Любить- значит страдать. Чтобы не страдать- надо не любить. Но тогда будешь страдать от того, что не любишь. Поэтому любить значит страдать. Но не любить тоже значит страдать. А страдать значит страдать. Чтобы быть счастливым, надо любить, значит- надо страдать. Но страдания делают человека несчастным. Поэтому, чтобы быть несчастным, надо любить- или любить, чтобы страдать- или страдать от избытка счастья.
К/ф «Любовь и смерть», р-р. Вуди Аллен, 1975
Голый человек поднимает жалюзи, представление начинается.

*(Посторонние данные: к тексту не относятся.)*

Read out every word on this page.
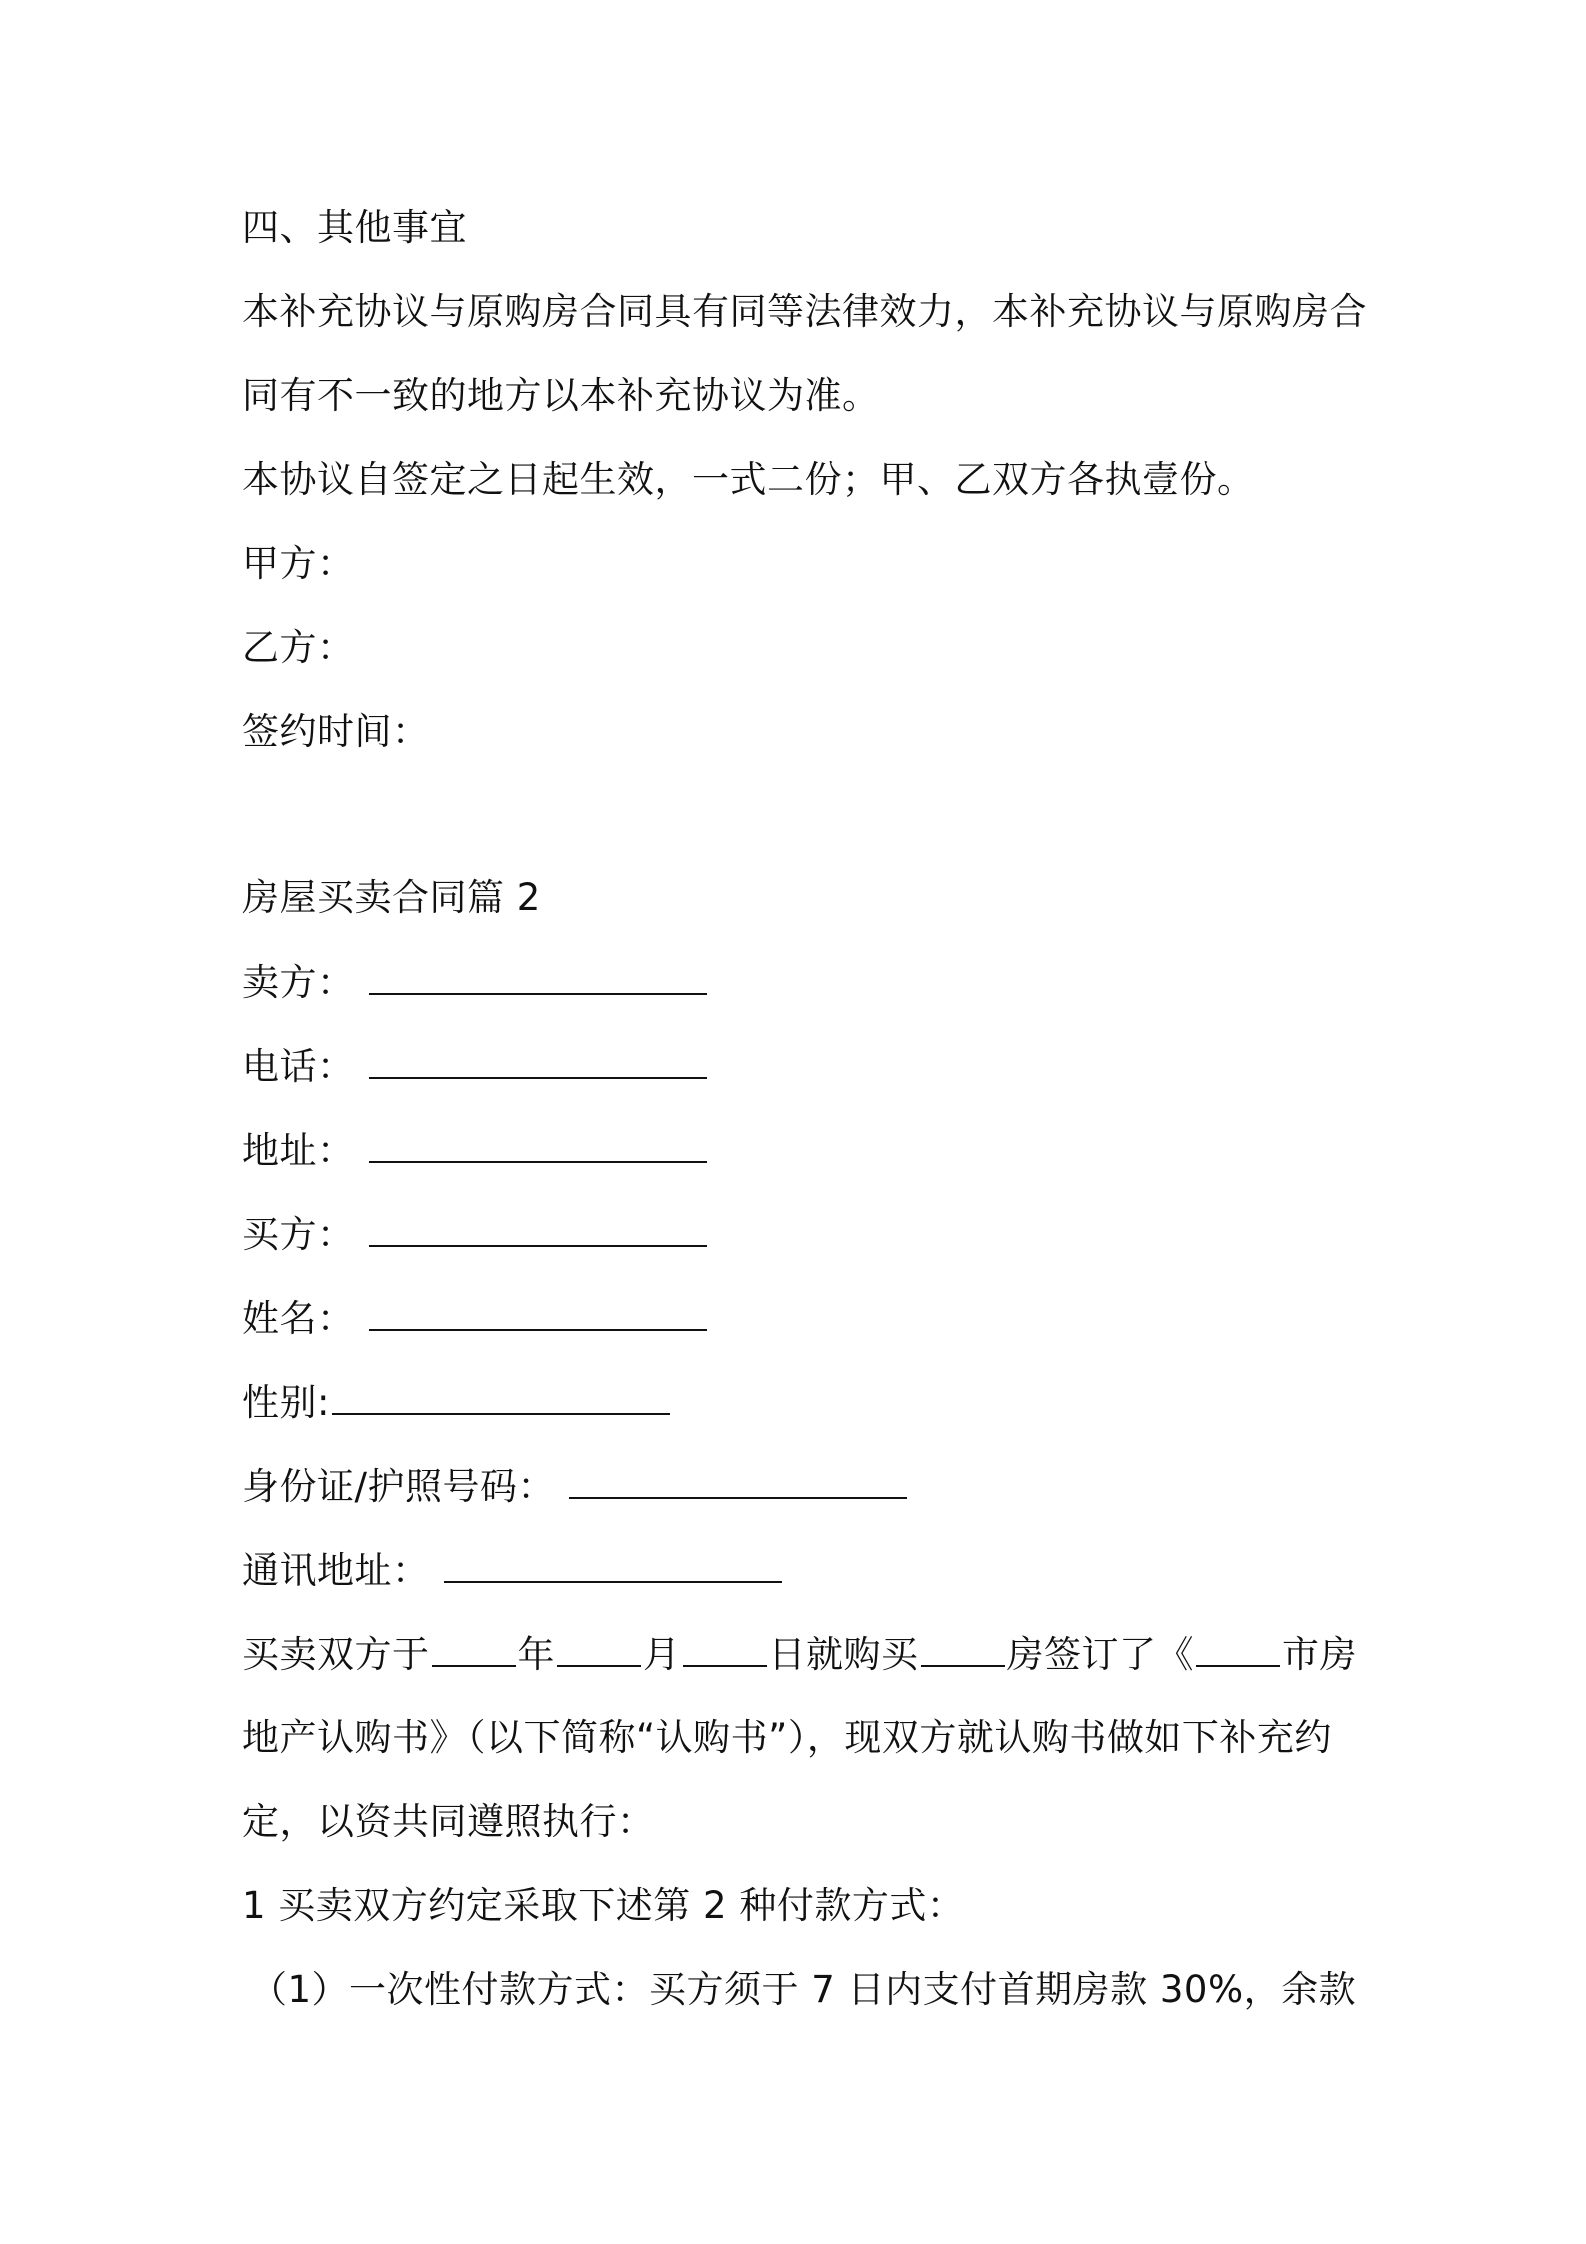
四、其他事宜
本补充协议与原购房合同具有同等法律效力，本补充协议与原购房合
同有不一致的地方以本补充协议为准。
本协议自签定之日起生效，一式二份；甲、乙双方各执壹份。
甲方：
乙方：
签约时间：
房屋买卖合同篇 2
卖方：
电话：
地址：
买方：
姓名：
性别:
身份证/护照号码：
通讯地址：
买卖双方于 年 月 日就购买 房签订了《 市房
地产认购书》（以下简称“认购书”），现双方就认购书做如下补充约
定，以资共同遵照执行：
1 买卖双方约定采取下述第 2 种付款方式：
（1）一次性付款方式：买方须于 7 日内支付首期房款 30%，余款
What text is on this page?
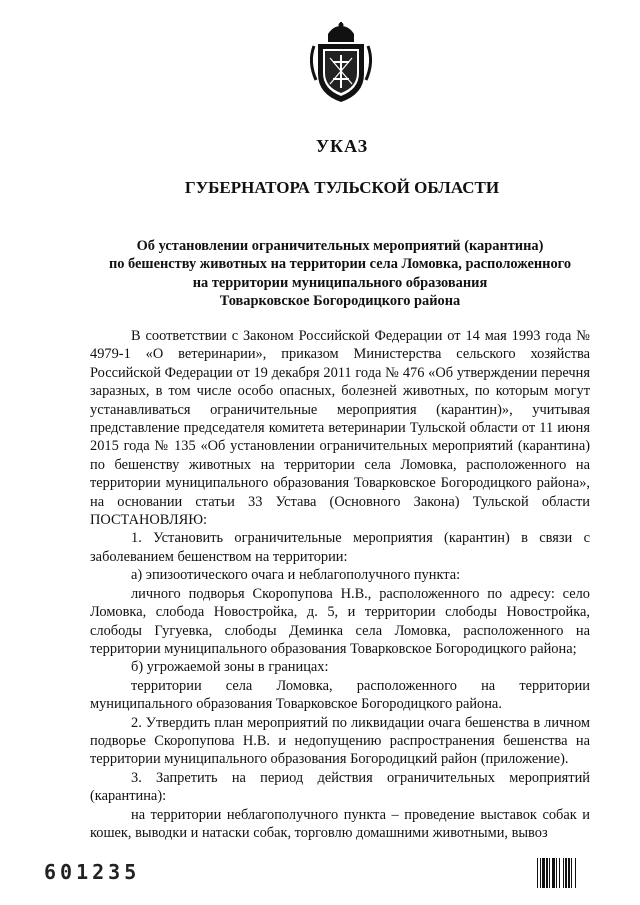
УКАЗ
ГУБЕРНАТОРА ТУЛЬСКОЙ ОБЛАСТИ
Об установлении ограничительных мероприятий (карантина)
по бешенству животных на территории села Ломовка, расположенного
на территории муниципального образования
Товарковское Богородицкого района

В соответствии с Законом Российской Федерации от 14 мая 1993 года № 4979-1 «О ветеринарии», приказом Министерства сельского хозяйства Российской Федерации от 19 декабря 2011 года № 476 «Об утверждении перечня заразных, в том числе особо опасных, болезней животных, по которым могут устанавливаться ограничительные мероприятия (карантин)», учитывая представление председателя комитета ветеринарии Тульской области от 11 июня 2015 года № 135 «Об установлении ограничительных мероприятий (карантина) по бешенству животных на территории села Ломовка, расположенного на территории муниципального образования Товарковское Богородицкого района», на основании статьи 33 Устава (Основного Закона) Тульской области ПОСТАНОВЛЯЮ:

1. Установить ограничительные мероприятия (карантин) в связи с заболеванием бешенством на территории:

а) эпизоотического очага и неблагополучного пункта:

личного подворья Скоропупова Н.В., расположенного по адресу: село Ломовка, слобода Новостройка, д. 5, и территории слободы Новостройка, слободы Гугуевка, слободы Деминка села Ломовка, расположенного на территории муниципального образования Товарковское Богородицкого района;

б) угрожаемой зоны в границах:

территории села Ломовка, расположенного на территории муниципального образования Товарковское Богородицкого района.

2. Утвердить план мероприятий по ликвидации очага бешенства в личном подворье Скоропупова Н.В. и недопущению распространения бешенства на территории муниципального образования Богородицкий район (приложение).

3. Запретить на период действия ограничительных мероприятий (карантина):

на территории неблагополучного пункта – проведение выставок собак и кошек, выводки и натаски собак, торговлю домашними животными, вывоз

601235
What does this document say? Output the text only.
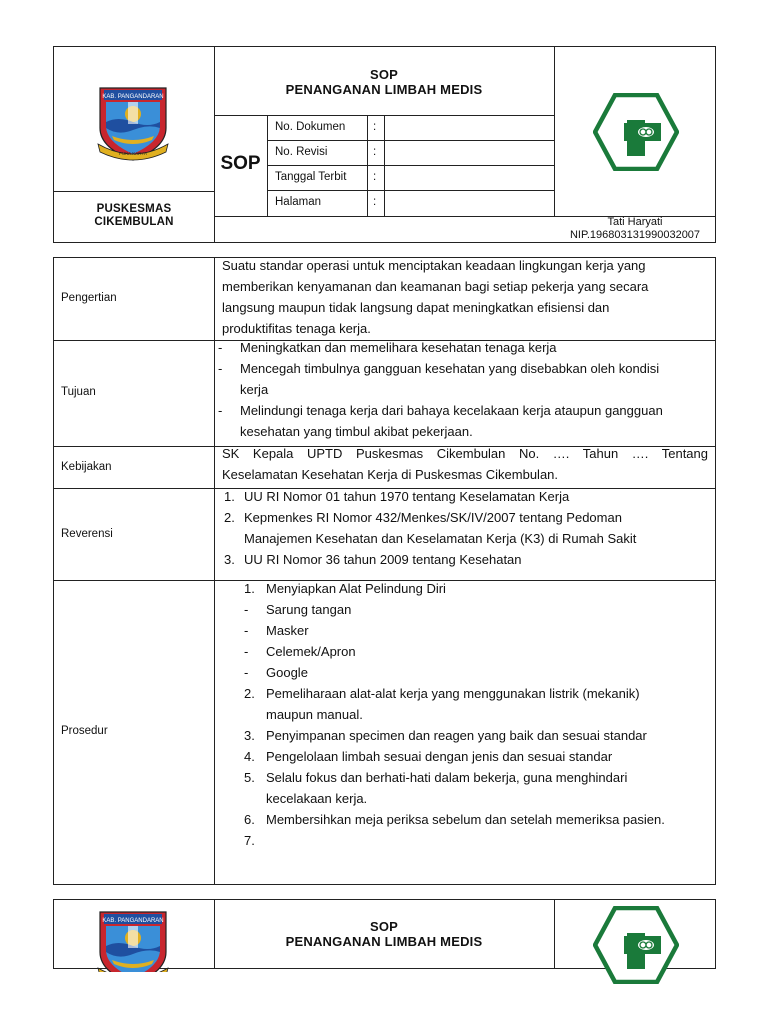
KAB. PANGANDARAN
PUKA KARYA
PUSKESMAS
CIKEMBULAN
SOP
PENANGANAN LIMBAH MEDIS
SOP
No. Dokumen
No. Revisi
Tanggal Terbit
Halaman
:
:
:
:
Tati Haryati
NIP.196803131990032007
Pengertian
Suatu standar operasi untuk menciptakan keadaan lingkungan kerja yang
memberikan kenyamanan dan keamanan bagi setiap pekerja yang secara
langsung maupun tidak langsung dapat meningkatkan efisiensi dan
produktifitas tenaga kerja.
Tujuan
- Meningkatkan dan memelihara kesehatan tenaga kerja
- Mencegah timbulnya gangguan kesehatan yang disebabkan oleh kondisi
kerja
- Melindungi tenaga kerja dari bahaya kecelakaan kerja ataupun gangguan
kesehatan yang timbul akibat pekerjaan.
Kebijakan
SK Kepala UPTD Puskesmas Cikembulan No. …. Tahun …. Tentang
Keselamatan Kesehatan Kerja di Puskesmas Cikembulan.
Reverensi
1. UU RI Nomor 01 tahun 1970 tentang Keselamatan Kerja
2. Kepmenkes RI Nomor 432/Menkes/SK/IV/2007 tentang Pedoman
Manajemen Kesehatan dan Keselamatan Kerja (K3) di Rumah Sakit
3. UU RI Nomor 36 tahun 2009 tentang Kesehatan
Prosedur
1. Menyiapkan Alat Pelindung Diri
- Sarung tangan
- Masker
- Celemek/Apron
- Google
2. Pemeliharaan alat-alat kerja yang menggunakan listrik (mekanik)
maupun manual.
3. Penyimpanan specimen dan reagen yang baik dan sesuai standar
4. Pengelolaan limbah sesuai dengan jenis dan sesuai standar
5. Selalu fokus dan berhati-hati dalam bekerja, guna menghindari
kecelakaan kerja.
6. Membersihkan meja periksa sebelum dan setelah memeriksa pasien.
7.
KAB. PANGANDARAN	SOP
PENANGANAN LIMBAH MEDIS
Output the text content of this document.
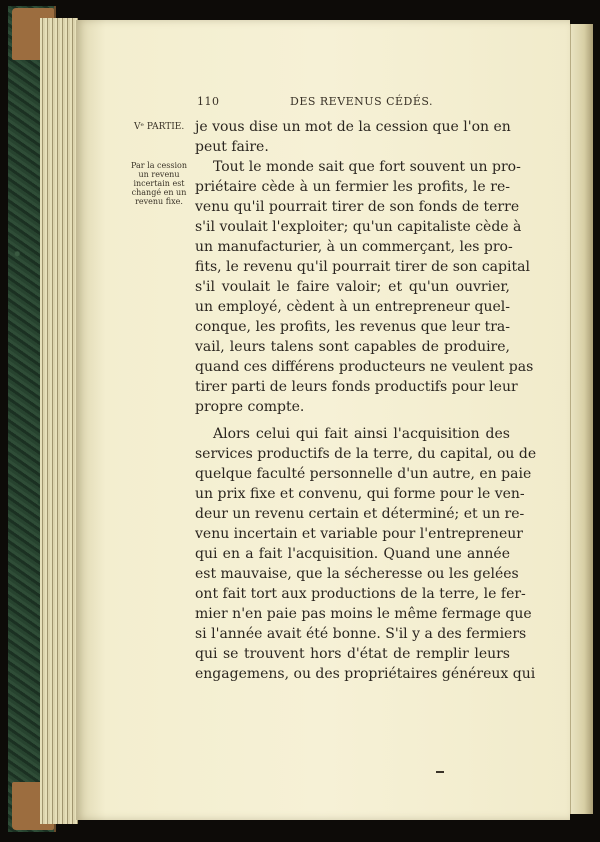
110	DES REVENUS CÉDÉS.
Vᵉ PARTIE.
Par la cession
un revenu
incertain est
changé en un
revenu fixe.
je vous dise un mot de la cession que l'on en
peut faire.
Tout le monde sait que fort souvent un pro-
priétaire cède à un fermier les profits, le re-
venu qu'il pourrait tirer de son fonds de terre
s'il voulait l'exploiter; qu'un capitaliste cède à
un manufacturier, à un commerçant, les pro-
fits, le revenu qu'il pourrait tirer de son capital
s'il voulait le faire valoir; et qu'un ouvrier,
un employé, cèdent à un entrepreneur quel-
conque, les profits, les revenus que leur tra-
vail, leurs talens sont capables de produire,
quand ces différens producteurs ne veulent pas
tirer parti de leurs fonds productifs pour leur
propre compte.
Alors celui qui fait ainsi l'acquisition des
services productifs de la terre, du capital, ou de
quelque faculté personnelle d'un autre, en paie
un prix fixe et convenu, qui forme pour le ven-
deur un revenu certain et déterminé; et un re-
venu incertain et variable pour l'entrepreneur
qui en a fait l'acquisition. Quand une année
est mauvaise, que la sécheresse ou les gelées
ont fait tort aux productions de la terre, le fer-
mier n'en paie pas moins le même fermage que
si l'année avait été bonne. S'il y a des fermiers
qui se trouvent hors d'état de remplir leurs
engagemens, ou des propriétaires généreux qui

«Голод»- le film politique- начинает рассказ о Бобби Сэндсе лишь в середине фильма, т.к. посвящён процессу более крупному, чем один солдат ИРА. В этом он как будто стремится следовать политическому фильму двадцатых годов, и задаётся почти брехтовский вопрос. «Что такое боль вертухая, ссадившего кулак о стену мимо чьего-то лица- по сравнению с болью язв голодаря, отстаивающего право по крайней мере на свободу внутри своего же тела?».
«Стыд»- в какой-то мере- точно обратен. Первое, что мы видим- Брэндона, и мы видим его [почти] целиком. Дни его так похожи друг на друга, что утро кажется просто размноженным и вклеенным трижды. Но есть и нечто неизменное, делающее один фильм почти зеркальным отражением другого. Нельзя выкинуть слова из песни, тем более слова столь прекрасные. Особая красота в обоих фильмах лакирует толстым слоем- будь то (измазанные коричневым) стенки тюремной камеры, язвы умирающего от голода, левую лопатку пойманного онаниста- она поглощает всё. Муха, которую ловит пальцами заключённый из «Голода»- это мотылёк в янтаре.
Почему бы не провести мысленный эксперимент и заменить стилистику?
Брэндон и Сисси- персонажи трагические, ибо они воспринимают себя всерьёз (хоть и в полярно противоположные периоды). «Нью-Йорк, Нью-Йорк» заставляет плакать всех троих- Брэндона, Сисси, зрителя. Произнесённая громким шёпотом кульминационная реплика («Мы- не плохие люди; мы просто родились в плохом месте») дёргает за душевные струны настолько сильно, что рискует порвать. Песня Любови Успенской, псевдоисповедальное «Не мы такие- жизнь такая» и рваная видеокамера вызвали бы неизмеримые выплески раздражения.
Этот опыт даже кажется не слишком большим передёргиванием. Если дальше идти в сферу мысленных экспериментов, то один известный может всплыть в памяти сам. Добавление порнографической сцены секса в «обычное» кино о любви (на место затемнения) разрушительно. И обратно: порнофильм содержит совершенно нелепый сюжет- это его единственная возможность скомпенсировать диспропорцию центра тяжести. Проделывать подобный эксперимент нет никакой необходимости- он уже включён в фильм.
Брэндон терпит крах с Мэриэнн- тогда он может остаться в рамках драмы. И обратно: после путешествия в сердце тьмы и долгого взгляда в камеру- драматический персонаж Сисси будто пытается удалить себя из фильма. Рыдающий Брэндон на берегу Гудзонского залива- не только Дзампано у Адриатического моря. Он как будто умоляет зрителя избавить от следования жанровым рельсам и приветливости официантки, вовсе не означающую приветливость саму по себе.
Но эта зыбкая двойственность распространяется на все уровни фильма так же неизбежно, как и появление в нём постоянной цепи метафор окно-телевизор-киноэкран. Если Брэндон сопрягает мастурбацию с гигиенической процедурой, то и пытаясь «завязать» он выкинет, кроме всего, и старые макароны из холодильника.
Поэтому так трудно удержаться от упрёка- мысль не слишком свежа. И так же странно обнаружить себя снова в том положении, в котором ты был и до просмотра, но освободился во время сеанса.